A Good Run: Maple on Main Closes
Maple & Main Gallery of Fine Art in Chester has closed. Organized as a co-op to promote local art, the gallery was run by a board whose members are looking back at the eight-year run with a mix of pride and more than a little astonishment.
“It was kind of sad. I haven’t really absorbed it all, and I don’t think a lot of us have, but it had a good run and it was miraculously a success for eight years,” said Claudia Van Nes, the gallery’s membership chair. “That’s a long time with the model we were using.”
The model they had used, Van Nes joked, was one where there was very little money. From the start, she said, everyone involved understood that the intention wasn’t to make money but to have enough money to pay the expenses give artists the opportunity to share their work.
Because profit wasn’t the priority, close friendships and relationships were formed, though ultimately the lack of money is what led the three-member board to close shop long after they should have, Van Nes said.
The board consisted of Van Nes, Peter Barrett, and Janine Robertson, all of whom are artists as well.
“My plan did not include having or running a business, but this just happened, it snowballed,” Van Nes said. “I didn’t know what I was doing. I wasn’t conscious of what I was doing very much, it just went along.”
In the early days before the gallery was established, an artists’ group met in the building, but Van Nes said at the time a gallery wasn’t on the radar. The meetings were full of artists and chaos, said Van Nes, but it kept moving forwardin many ways thanks to one man in particular.
That man was Barrett.
“He sat in the background and thought he wasn’t active, but really he kind of became the CEO of this co-op, which had a lot of enthusiasm, but was heading to disaster after just a year,” said Van Nes.
Everyone learned a lot along the way, said Van Nes, who claimed she hadn’t done as much as touch a cash register when the gallery first opened.
“A lot of artists were instrumental in moving it along, especially Peter [Barrett],” said Van Nes. With their help, “we bumbled along and we made enough money to keep going and built a reputation.”
However, after eight years of bumbling along, the inevitable was in front of them.
“Last winter the sales and the number of artists wanting to pay that money to be there, all that started to slip a little, and all it had to do was slip a little to slip under,” said Van Nes.
The board wanted to be able to pay everything off and go out with grace. Van Nes said they wanted to finish out the June show, which paid off: They were able to make enough sales that no one felt short changed and everyone was paid what they were owed.

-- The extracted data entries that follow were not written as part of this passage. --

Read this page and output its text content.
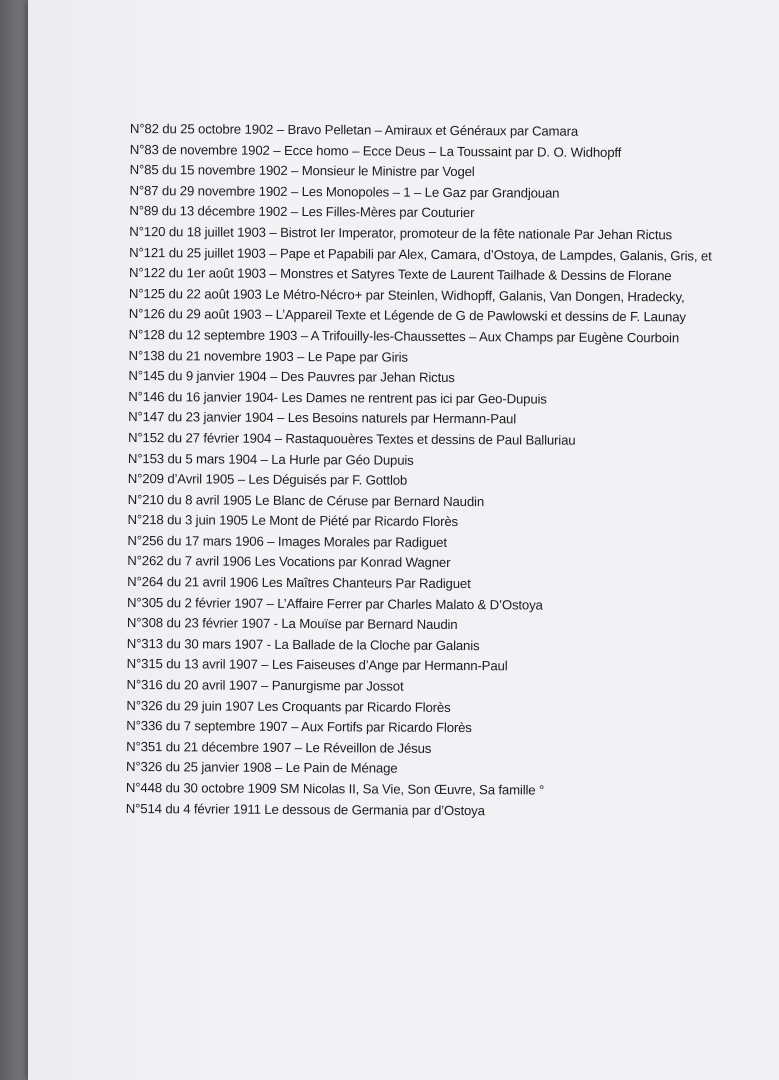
N°82 du 25 octobre 1902 – Bravo Pelletan – Amiraux et Généraux par Camara
N°83 de novembre 1902 – Ecce homo – Ecce Deus – La Toussaint par D. O. Widhopff
N°85 du 15 novembre 1902 – Monsieur le Ministre par Vogel
N°87 du 29 novembre 1902 – Les Monopoles – 1 – Le Gaz par Grandjouan
N°89 du 13 décembre 1902 – Les Filles-Mères par Couturier
N°120 du 18 juillet 1903 – Bistrot Ier Imperator, promoteur de la fête nationale Par Jehan Rictus
N°121 du 25 juillet 1903 – Pape et Papabili par Alex, Camara, d’Ostoya, de Lampdes, Galanis, Gris, et
N°122 du 1er août 1903 – Monstres et Satyres Texte de Laurent Tailhade & Dessins de Florane
N°125 du 22 août 1903 Le Métro-Nécro+ par Steinlen, Widhopff, Galanis, Van Dongen, Hradecky,
N°126 du 29 août 1903 – L’Appareil Texte et Légende de G de Pawlowski et dessins de F. Launay
N°128 du 12 septembre 1903 – A Trifouilly-les-Chaussettes – Aux Champs par Eugène Courboin
N°138 du 21 novembre 1903 – Le Pape par Giris
N°145 du 9 janvier 1904 – Des Pauvres par Jehan Rictus
N°146 du 16 janvier 1904- Les Dames ne rentrent pas ici par Geo-Dupuis
N°147 du 23 janvier 1904 – Les Besoins naturels par Hermann-Paul
N°152 du 27 février 1904 – Rastaquouères Textes et dessins de Paul Balluriau
N°153 du 5 mars 1904 – La Hurle par Géo Dupuis
N°209 d’Avril 1905 – Les Déguisés par F. Gottlob
N°210 du 8 avril 1905 Le Blanc de Céruse par Bernard Naudin
N°218 du 3 juin 1905 Le Mont de Piété par Ricardo Florès
N°256 du 17 mars 1906 – Images Morales par Radiguet
N°262 du 7 avril 1906 Les Vocations par Konrad Wagner
N°264 du 21 avril 1906 Les Maîtres Chanteurs Par Radiguet
N°305 du 2 février 1907 – L’Affaire Ferrer par Charles Malato & D’Ostoya
N°308 du 23 février 1907 - La Mouïse par Bernard Naudin
N°313 du 30 mars 1907 - La Ballade de la Cloche par Galanis
N°315 du 13 avril 1907 – Les Faiseuses d’Ange par Hermann-Paul
N°316 du 20 avril 1907 – Panurgisme par Jossot
N°326 du 29 juin 1907 Les Croquants par Ricardo Florès
N°336 du 7 septembre 1907 – Aux Fortifs par Ricardo Florès
N°351 du 21 décembre 1907 – Le Réveillon de Jésus
N°326 du 25 janvier 1908 – Le Pain de Ménage
N°448 du 30 octobre 1909 SM Nicolas II, Sa Vie, Son Œuvre, Sa famille °
N°514 du 4 février 1911 Le dessous de Germania par d’Ostoya
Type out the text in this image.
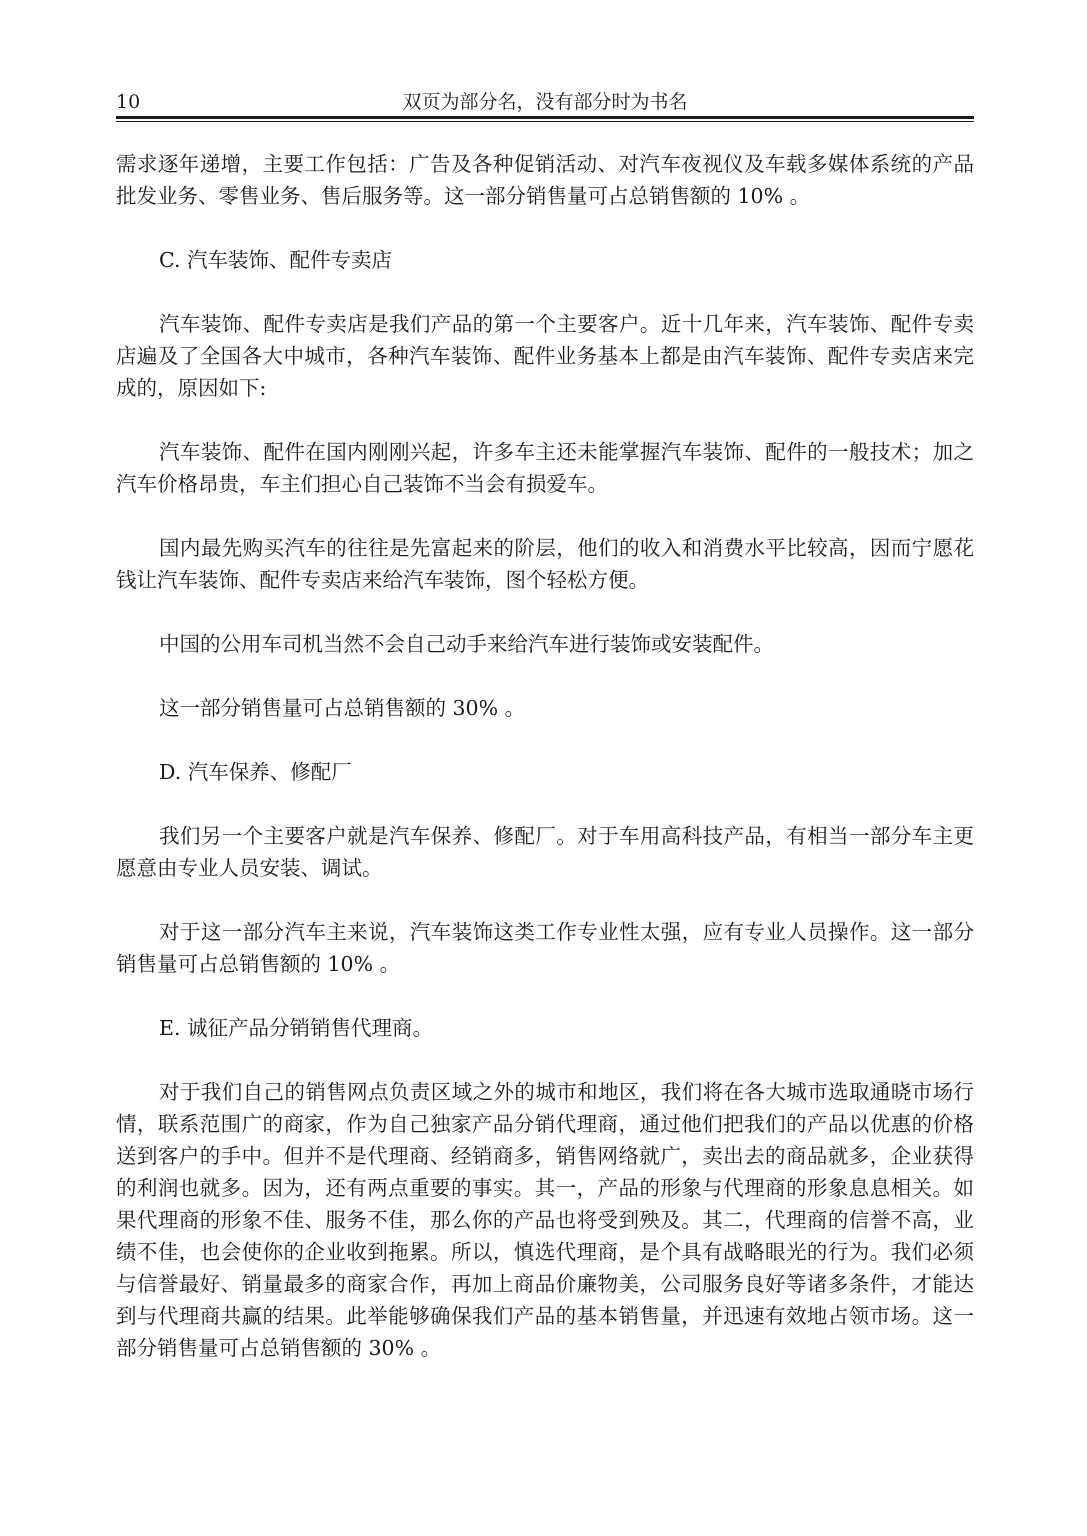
10	双页为部分名，没有部分时为书名

需求逐年递增，主要工作包括：广告及各种促销活动、对汽车夜视仪及车载多媒体系统的产品批发业务、零售业务、售后服务等。这一部分销售量可占总销售额的 10% 。

C. 汽车装饰、配件专卖店

汽车装饰、配件专卖店是我们产品的第一个主要客户。近十几年来，汽车装饰、配件专卖店遍及了全国各大中城市，各种汽车装饰、配件业务基本上都是由汽车装饰、配件专卖店来完成的，原因如下:

汽车装饰、配件在国内刚刚兴起，许多车主还未能掌握汽车装饰、配件的一般技术；加之汽车价格昂贵，车主们担心自己装饰不当会有损爱车。

国内最先购买汽车的往往是先富起来的阶层，他们的收入和消费水平比较高，因而宁愿花钱让汽车装饰、配件专卖店来给汽车装饰，图个轻松方便。

中国的公用车司机当然不会自己动手来给汽车进行装饰或安装配件。

这一部分销售量可占总销售额的 30% 。

D. 汽车保养、修配厂

我们另一个主要客户就是汽车保养、修配厂。对于车用高科技产品，有相当一部分车主更愿意由专业人员安装、调试。

对于这一部分汽车主来说，汽车装饰这类工作专业性太强，应有专业人员操作。这一部分销售量可占总销售额的 10% 。

E. 诚征产品分销销售代理商。

对于我们自己的销售网点负责区域之外的城市和地区，我们将在各大城市选取通晓市场行情，联系范围广的商家，作为自己独家产品分销代理商，通过他们把我们的产品以优惠的价格送到客户的手中。但并不是代理商、经销商多，销售网络就广，卖出去的商品就多，企业获得的利润也就多。因为，还有两点重要的事实。其一，产品的形象与代理商的形象息息相关。如果代理商的形象不佳、服务不佳，那么你的产品也将受到殃及。其二，代理商的信誉不高，业绩不佳，也会使你的企业收到拖累。所以，慎选代理商，是个具有战略眼光的行为。我们必须与信誉最好、销量最多的商家合作，再加上商品价廉物美，公司服务良好等诸多条件，才能达到与代理商共赢的结果。此举能够确保我们产品的基本销售量，并迅速有效地占领市场。这一部分销售量可占总销售额的 30% 。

“People have been really, really nice about it and very sad. That surprised me, that they had such a feeling for the place, and they did, and that speaks well for art and speaks well for the building,” said Van Nes.
In the wake of the gallery closing, Van Nes said there are a few next steps in the works. One consideration is a studio tour of artists in Chester, Essex, and Deep River. Another consideration is to keep a loose group of artists from Maple & Main who would then have art shows in various spaces.
“We had a lot of faithful artists and we helped each other. It was a good group of people who kept it going,” said Van Nes.
There was a gathering of all the artists at Van Nes’s house that she said, “was good for a lot of us, it was very satisfying.”
Van Nes also has an idea of what she would like to take the place of Maple & Main.
“Chester is small town and needs every space down there to be a destination people want to come to. A lot of people came to the gallery from far away very regularly,” said Van Nes who thinks it is in Chester’s best interest to have Maple & Main turned into a boutique inn.
“What I think, because I live in Chester and I love the building, is we don’t have an inn, we don’t have a hotel…I think that [a boutique inn] would be the best use for Chester,” said Van Nes. “I would be disappointed if it became offices.”